Sliding glass doors (sometimes referred to as acacia doors) are easy for a burglar to enter if no remedial action is taken. Often, the door panels can simply be lifted out of the tracks. To deal with this problem, open the active door and install a number of wood screws in the track, allowing the screw to project down 3/8″ to 1/2″ or so. Slide the door closed, making sure the extended screws pass freely over the top rail of the door. Now try to lift the door from the track; upward movement should be stopped by the screws before the door can clear the bottom track.

Once the door has been secured from lifting, an auxiliary lock is needed because more than likely, the standard lock supplied with the door is nothing more than a small hook bolt that can easily be forced open.
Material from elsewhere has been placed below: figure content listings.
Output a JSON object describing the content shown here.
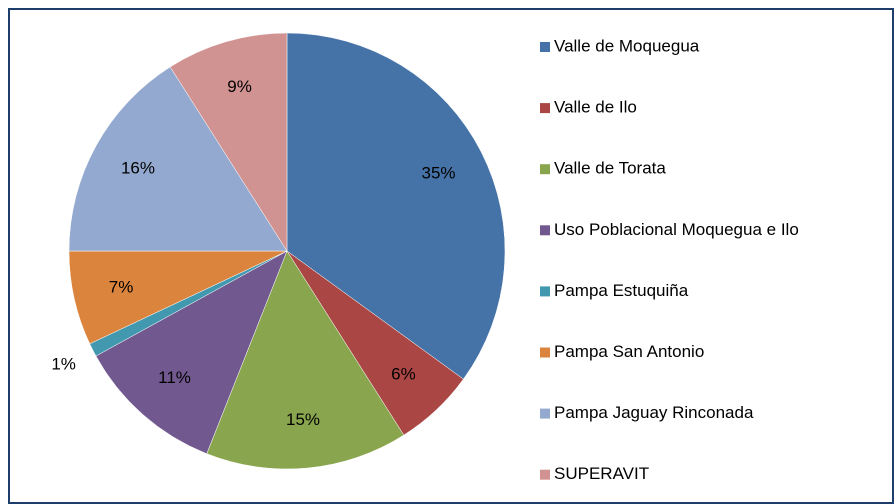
{
  "chart_data": {
    "type": "pie",
    "categories": [
      "Valle de Moquegua",
      "Valle de Ilo",
      "Valle de Torata",
      "Uso Poblacional Moquegua e Ilo",
      "Pampa Estuquiña",
      "Pampa San Antonio",
      "Pampa Jaguay Rinconada",
      "SUPERAVIT"
    ],
    "values": [
      35,
      6,
      15,
      11,
      1,
      7,
      16,
      9
    ],
    "value_labels": [
      "35%",
      "6%",
      "15%",
      "11%",
      "1%",
      "7%",
      "16%",
      "9%"
    ],
    "colors": [
      "#4572a7",
      "#aa4643",
      "#89a54e",
      "#71588f",
      "#4198af",
      "#db843d",
      "#93a9cf",
      "#d19392"
    ],
    "legend": "right"
  }
}
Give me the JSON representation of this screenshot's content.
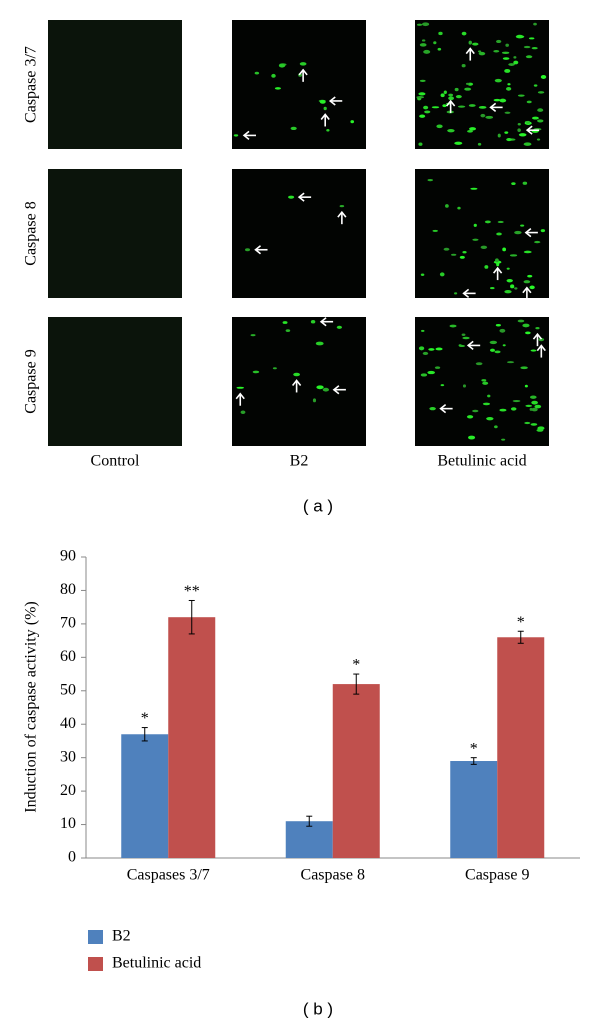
{
  "figure_a": {
    "row_labels": [
      "Caspase 3/7",
      "Caspase 8",
      "Caspase 9"
    ],
    "column_labels": [
      "Control",
      "B2",
      "Betulinic acid"
    ],
    "caption": "( a )"
  },
  "chart_data": {
    "type": "bar",
    "ylabel": "Induction of caspase activity (%)",
    "categories": [
      "Caspases 3/7",
      "Caspase 8",
      "Caspase 9"
    ],
    "series": [
      {
        "name": "B2",
        "color": "#4f81bd",
        "values": [
          37,
          11,
          29
        ],
        "errors": [
          2,
          1.5,
          1
        ],
        "significance": [
          "*",
          null,
          "*"
        ]
      },
      {
        "name": "Betulinic acid",
        "color": "#c0504d",
        "values": [
          72,
          52,
          66
        ],
        "errors": [
          5,
          3,
          1.8
        ],
        "significance": [
          "**",
          "*",
          "*"
        ]
      }
    ],
    "ylim": [
      0,
      90
    ],
    "yticks": [
      0,
      10,
      20,
      30,
      40,
      50,
      60,
      70,
      80,
      90
    ],
    "grid": false,
    "legend": "bottom-left",
    "caption": "( b )"
  }
}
Locking bars (commonly called the “Charlie Bar”) are ideal for this purpose; but a length of dowel —— an old broom or mop handle, for example —— can also be placed in the bottom track to keep the door from being pushed open. The dowel should be cut to a length so it fits snugly in the track between the wall and the door frame. If ventilation is needed, another dowel could be cut a few inches shorter to permit the sliding door to be opened no greater that six (6) inches. There are also a number of commercially produced locking devices for sliding glass doors. Those operated by keys are recommended for better security.

Garage Doors

The failure to close and lock the garage door often presents the most serious security problem in the home. This should always be emphasized to the homeowner. The following are a series of recommendations related to garage door security:

  • The garage door should be locked at all times (even when the occupant is at home);
  • Overhead track operated doors are best secured with electronic door openers. They should be of the type that can be disconnected from inside the garage in the event the home is unoccupied for long periods of time;
  • A good case hardened padlock on which both ends of the shackle engage, should be used to secure the garage door;
  • For garage doors with overhead tracking, drill holes into the track above a roller with a pin or padlock inserted through the slot;
  • For garage doors that are counter-balanced, secure with two case-hardened hasps and padlocks bolted onto both sides of the door;
  • For garage doors that have a double out swing, mount heavy duty slide bolts to the inside of one door at the top and bottom to make it stationary. A case hardened hasp and padlock can then be bolted on to secure the active door to the inactive door;
  • The door leading from the garage into the home should be a solid wood or metal core door and should have a good quality deadbolt lock on it;
  • If a garage door has a “doggie door,” this can be a means of access for a burglar;
  • Homeowners should be cautioned not to leave garage door openers in vehicles parked outside, as they  can obviously be used for easy access into the garage.